What would cause red, bumpy, scaly, itchy, inflamed/blistered or swollen skin? Dry skin, sunburn or an insect bite may be the cause. Or, you may have a skin allergy. The most common skin allergies include eczema, hives/angioedema and contact dermatitis.
Hives and Angioedema
Hives are red, itchy, raised areas which may be triggered by food, latex or drug allergies. Hives can also result from non-allergic sources like rubbing of the skin, cold, heat, physical exertion or exercise, pressure and sunlight. Hives usually go away within a few days. Chronic hives can linger for months to years, and this is the most common reason for allergy evaluation! Unfortunately, most cases of chronic hives come from the INSIDE, not something you eat or get exposed to outdoors. Don’t believe me?….check out this 5 minute video
from Dr Meadows explaining chronic hives in detail. (He is from Alabama and very active with the College of Allergy, Asthma, and Immunology)
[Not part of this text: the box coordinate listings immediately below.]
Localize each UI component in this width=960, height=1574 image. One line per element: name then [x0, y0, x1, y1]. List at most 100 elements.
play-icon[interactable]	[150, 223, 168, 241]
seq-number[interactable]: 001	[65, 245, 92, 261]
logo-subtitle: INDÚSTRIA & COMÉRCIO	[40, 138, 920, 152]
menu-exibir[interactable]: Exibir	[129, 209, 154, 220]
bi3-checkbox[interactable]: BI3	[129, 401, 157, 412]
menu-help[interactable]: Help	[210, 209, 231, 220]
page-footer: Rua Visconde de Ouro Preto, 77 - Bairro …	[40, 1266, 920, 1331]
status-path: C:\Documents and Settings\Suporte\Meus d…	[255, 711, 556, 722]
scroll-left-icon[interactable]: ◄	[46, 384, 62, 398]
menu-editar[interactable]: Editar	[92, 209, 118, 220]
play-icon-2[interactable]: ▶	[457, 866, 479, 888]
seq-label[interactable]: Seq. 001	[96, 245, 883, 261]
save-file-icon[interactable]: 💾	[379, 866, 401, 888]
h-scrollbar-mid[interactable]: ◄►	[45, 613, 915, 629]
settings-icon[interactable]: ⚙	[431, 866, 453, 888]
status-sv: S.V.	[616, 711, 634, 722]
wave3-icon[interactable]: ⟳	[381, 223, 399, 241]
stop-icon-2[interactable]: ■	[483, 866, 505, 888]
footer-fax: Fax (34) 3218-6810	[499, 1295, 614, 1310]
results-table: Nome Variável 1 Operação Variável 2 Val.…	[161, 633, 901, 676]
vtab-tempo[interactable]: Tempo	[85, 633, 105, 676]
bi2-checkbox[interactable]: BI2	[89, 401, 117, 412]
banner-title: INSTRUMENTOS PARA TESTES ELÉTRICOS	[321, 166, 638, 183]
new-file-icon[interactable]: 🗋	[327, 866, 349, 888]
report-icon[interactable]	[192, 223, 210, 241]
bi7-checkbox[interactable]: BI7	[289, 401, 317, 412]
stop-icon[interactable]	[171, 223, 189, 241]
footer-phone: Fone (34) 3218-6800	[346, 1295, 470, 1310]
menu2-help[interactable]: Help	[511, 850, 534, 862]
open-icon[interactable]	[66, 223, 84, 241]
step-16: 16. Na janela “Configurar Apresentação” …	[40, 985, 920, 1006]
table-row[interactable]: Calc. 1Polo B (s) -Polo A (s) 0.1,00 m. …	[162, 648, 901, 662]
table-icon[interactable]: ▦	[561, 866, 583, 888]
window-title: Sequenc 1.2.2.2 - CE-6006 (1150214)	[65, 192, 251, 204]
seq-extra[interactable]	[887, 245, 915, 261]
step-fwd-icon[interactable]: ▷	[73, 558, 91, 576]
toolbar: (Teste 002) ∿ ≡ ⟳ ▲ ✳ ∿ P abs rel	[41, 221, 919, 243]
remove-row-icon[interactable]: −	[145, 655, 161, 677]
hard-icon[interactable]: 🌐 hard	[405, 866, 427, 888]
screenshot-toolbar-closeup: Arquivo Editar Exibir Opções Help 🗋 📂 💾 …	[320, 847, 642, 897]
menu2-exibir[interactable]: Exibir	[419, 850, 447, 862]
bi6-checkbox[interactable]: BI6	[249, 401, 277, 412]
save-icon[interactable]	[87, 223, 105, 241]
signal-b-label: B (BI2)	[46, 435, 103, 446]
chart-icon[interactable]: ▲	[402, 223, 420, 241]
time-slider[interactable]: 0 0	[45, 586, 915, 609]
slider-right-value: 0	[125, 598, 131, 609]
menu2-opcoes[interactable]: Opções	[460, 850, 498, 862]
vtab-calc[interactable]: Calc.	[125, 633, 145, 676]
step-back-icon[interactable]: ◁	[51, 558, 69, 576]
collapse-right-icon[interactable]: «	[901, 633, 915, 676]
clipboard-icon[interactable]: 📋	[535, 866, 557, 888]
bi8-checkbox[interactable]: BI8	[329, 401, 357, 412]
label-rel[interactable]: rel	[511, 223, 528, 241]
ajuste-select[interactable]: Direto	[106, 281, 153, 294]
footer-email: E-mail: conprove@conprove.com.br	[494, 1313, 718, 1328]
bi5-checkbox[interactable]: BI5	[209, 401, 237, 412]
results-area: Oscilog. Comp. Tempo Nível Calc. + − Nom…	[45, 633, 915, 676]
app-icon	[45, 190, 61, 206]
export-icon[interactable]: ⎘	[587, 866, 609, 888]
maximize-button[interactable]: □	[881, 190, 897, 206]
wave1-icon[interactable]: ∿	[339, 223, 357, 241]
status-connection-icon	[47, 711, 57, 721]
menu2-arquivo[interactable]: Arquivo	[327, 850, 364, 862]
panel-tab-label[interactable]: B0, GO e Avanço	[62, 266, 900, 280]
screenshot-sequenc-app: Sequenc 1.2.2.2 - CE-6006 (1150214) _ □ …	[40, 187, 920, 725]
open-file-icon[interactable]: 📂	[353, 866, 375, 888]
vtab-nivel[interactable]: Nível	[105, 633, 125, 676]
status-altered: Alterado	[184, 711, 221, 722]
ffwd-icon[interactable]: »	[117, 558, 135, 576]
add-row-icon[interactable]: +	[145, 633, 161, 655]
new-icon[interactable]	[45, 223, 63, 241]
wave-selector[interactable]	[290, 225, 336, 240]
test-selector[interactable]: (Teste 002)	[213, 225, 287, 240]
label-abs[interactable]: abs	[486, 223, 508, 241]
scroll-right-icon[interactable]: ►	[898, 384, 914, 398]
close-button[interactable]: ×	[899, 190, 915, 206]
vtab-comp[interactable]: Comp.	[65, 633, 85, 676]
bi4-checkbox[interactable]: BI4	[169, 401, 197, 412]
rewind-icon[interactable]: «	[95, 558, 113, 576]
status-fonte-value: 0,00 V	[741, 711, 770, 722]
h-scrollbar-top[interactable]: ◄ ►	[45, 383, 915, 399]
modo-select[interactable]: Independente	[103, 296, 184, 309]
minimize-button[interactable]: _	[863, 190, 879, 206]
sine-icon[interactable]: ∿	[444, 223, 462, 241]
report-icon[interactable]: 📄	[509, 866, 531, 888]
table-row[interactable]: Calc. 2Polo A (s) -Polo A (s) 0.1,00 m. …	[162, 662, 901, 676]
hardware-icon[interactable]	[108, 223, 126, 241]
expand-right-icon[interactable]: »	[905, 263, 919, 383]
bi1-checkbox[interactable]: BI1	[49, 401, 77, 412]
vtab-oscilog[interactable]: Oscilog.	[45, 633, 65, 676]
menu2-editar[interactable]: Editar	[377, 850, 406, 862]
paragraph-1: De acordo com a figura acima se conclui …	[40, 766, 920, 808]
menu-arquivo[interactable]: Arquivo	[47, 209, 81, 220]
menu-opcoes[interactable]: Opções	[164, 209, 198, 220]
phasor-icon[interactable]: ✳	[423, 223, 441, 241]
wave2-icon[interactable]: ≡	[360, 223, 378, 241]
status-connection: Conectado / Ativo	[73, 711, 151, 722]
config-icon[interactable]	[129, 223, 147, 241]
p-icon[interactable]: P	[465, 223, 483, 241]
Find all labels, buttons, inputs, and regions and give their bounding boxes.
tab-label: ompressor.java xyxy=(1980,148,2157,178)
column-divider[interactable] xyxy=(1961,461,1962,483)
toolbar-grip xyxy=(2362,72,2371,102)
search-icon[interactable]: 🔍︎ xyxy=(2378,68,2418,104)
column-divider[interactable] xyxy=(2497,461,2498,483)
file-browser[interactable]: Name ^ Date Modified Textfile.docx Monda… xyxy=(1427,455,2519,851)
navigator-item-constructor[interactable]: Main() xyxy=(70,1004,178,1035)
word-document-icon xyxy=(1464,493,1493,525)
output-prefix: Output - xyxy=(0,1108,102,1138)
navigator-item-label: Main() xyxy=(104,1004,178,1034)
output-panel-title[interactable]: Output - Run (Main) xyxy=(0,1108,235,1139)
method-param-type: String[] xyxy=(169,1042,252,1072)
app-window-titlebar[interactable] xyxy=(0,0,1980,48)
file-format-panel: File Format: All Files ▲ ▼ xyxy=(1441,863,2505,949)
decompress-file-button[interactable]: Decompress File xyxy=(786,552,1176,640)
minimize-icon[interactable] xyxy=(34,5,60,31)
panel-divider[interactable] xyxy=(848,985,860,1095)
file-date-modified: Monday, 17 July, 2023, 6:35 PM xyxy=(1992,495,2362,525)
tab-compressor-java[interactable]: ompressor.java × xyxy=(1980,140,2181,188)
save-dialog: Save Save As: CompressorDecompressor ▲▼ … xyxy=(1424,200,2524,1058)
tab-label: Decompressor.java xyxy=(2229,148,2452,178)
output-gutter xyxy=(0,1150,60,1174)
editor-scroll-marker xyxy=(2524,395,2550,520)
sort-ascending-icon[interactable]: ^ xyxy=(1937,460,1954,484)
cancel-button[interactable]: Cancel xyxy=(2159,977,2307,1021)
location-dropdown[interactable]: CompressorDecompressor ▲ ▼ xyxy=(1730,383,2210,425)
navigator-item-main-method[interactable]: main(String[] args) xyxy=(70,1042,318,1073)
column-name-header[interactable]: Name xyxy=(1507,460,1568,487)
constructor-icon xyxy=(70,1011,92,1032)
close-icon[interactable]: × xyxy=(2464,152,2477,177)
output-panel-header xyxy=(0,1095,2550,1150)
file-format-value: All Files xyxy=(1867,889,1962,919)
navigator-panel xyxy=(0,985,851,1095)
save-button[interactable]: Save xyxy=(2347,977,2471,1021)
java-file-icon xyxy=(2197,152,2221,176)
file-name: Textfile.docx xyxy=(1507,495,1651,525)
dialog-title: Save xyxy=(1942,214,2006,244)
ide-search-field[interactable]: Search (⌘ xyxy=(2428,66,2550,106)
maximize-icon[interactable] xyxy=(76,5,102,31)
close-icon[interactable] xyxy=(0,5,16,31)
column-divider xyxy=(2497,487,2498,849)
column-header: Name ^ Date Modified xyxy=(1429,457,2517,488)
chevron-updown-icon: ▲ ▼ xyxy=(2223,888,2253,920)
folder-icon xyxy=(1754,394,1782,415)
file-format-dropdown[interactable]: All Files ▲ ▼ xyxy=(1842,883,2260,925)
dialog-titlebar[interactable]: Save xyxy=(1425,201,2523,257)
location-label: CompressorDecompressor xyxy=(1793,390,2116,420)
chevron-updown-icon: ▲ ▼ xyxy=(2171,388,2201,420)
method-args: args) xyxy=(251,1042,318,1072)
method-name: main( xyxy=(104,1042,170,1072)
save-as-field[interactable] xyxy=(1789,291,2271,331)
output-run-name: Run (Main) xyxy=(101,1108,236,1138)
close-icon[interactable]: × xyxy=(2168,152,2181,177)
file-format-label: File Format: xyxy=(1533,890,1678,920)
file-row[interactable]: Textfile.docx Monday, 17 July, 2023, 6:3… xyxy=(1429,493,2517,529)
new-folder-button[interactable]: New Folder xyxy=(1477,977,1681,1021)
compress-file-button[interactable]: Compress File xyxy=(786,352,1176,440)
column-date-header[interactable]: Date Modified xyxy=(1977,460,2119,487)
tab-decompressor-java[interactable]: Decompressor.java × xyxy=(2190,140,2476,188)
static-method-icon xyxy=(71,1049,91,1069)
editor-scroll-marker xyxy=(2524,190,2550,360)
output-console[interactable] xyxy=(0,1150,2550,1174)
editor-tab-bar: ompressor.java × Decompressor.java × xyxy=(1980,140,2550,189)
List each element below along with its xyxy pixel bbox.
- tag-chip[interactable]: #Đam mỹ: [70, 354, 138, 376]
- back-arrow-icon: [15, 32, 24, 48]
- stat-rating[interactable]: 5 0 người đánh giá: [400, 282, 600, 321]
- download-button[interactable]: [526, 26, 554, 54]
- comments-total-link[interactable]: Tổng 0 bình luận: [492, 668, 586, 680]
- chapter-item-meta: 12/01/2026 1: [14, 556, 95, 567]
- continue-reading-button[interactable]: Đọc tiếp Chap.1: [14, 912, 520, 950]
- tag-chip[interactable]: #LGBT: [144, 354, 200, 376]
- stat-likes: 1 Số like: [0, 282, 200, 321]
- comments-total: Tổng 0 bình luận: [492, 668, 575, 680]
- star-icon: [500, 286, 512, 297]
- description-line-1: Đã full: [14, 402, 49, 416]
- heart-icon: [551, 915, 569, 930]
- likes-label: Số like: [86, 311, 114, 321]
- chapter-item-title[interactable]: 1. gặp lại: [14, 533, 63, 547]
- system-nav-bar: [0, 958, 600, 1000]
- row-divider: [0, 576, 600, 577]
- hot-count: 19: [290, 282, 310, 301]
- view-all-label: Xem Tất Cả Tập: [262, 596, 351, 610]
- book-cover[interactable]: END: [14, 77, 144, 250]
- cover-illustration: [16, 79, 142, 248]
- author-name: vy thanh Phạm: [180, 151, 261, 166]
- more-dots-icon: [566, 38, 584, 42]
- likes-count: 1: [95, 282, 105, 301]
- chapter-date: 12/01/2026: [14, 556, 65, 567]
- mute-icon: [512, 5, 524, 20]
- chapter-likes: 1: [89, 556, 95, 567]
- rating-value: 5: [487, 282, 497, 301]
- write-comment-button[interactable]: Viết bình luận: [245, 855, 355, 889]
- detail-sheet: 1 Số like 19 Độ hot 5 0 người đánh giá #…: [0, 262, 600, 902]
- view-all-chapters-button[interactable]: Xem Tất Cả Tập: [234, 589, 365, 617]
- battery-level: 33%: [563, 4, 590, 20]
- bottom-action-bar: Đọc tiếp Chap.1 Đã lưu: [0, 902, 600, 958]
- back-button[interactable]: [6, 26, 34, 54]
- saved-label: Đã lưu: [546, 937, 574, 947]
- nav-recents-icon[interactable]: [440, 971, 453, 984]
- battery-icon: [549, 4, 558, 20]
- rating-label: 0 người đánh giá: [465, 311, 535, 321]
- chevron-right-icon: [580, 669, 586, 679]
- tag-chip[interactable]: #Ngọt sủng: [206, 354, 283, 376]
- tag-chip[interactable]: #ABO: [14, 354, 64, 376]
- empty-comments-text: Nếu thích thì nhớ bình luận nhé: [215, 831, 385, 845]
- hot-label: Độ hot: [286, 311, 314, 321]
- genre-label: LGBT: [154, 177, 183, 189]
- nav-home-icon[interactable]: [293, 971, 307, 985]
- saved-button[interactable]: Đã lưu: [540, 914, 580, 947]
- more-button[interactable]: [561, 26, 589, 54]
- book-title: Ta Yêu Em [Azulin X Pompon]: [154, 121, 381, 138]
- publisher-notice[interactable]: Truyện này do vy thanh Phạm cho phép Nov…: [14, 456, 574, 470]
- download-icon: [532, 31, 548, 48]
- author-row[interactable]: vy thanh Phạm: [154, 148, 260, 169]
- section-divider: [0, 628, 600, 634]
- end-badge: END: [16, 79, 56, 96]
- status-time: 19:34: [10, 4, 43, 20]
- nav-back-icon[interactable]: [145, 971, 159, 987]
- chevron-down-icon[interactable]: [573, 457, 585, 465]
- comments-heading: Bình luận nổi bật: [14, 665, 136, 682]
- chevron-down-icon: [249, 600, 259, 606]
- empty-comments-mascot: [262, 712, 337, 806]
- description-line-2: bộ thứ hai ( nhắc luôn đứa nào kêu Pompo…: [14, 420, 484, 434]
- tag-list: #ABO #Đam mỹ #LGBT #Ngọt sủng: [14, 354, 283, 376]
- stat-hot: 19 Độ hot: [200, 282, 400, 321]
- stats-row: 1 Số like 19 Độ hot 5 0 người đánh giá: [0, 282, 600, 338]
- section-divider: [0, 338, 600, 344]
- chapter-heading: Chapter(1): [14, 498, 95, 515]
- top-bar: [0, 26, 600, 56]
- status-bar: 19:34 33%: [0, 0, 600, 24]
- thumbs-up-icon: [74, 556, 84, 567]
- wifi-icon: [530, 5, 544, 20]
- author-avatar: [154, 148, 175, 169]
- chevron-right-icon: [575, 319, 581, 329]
Contact dermatitis is often more painful than itchy. It is characterized by an itchy, red, blistered reaction from poison ivy, nickel, perfumes, dyes, latex products or cosmetics. Some ingredients in medications can cause a reaction, most commonly neomycin, an ingredient in antibiotic creams. Patients will often confuse a skin allergy with contact dermatitis & both conditions are very different from each other.
Allergic contact dermatitis reactions can happen 24 to 48 hours after contact. Once a reaction starts, it takes 14 to 28 days to go away, even with treatment. Skin allergy may occur within 1 hour after exposure. Big difference in your history-taking skills.
Did you know?
Test your IQ
• About 27% of children who have food allergies also have eczema or skin allergies.
• Contact dermatitis leads to approximately 5.7 million doctor visits each year.
• More than 3,700 substances have been identified as contact allergens.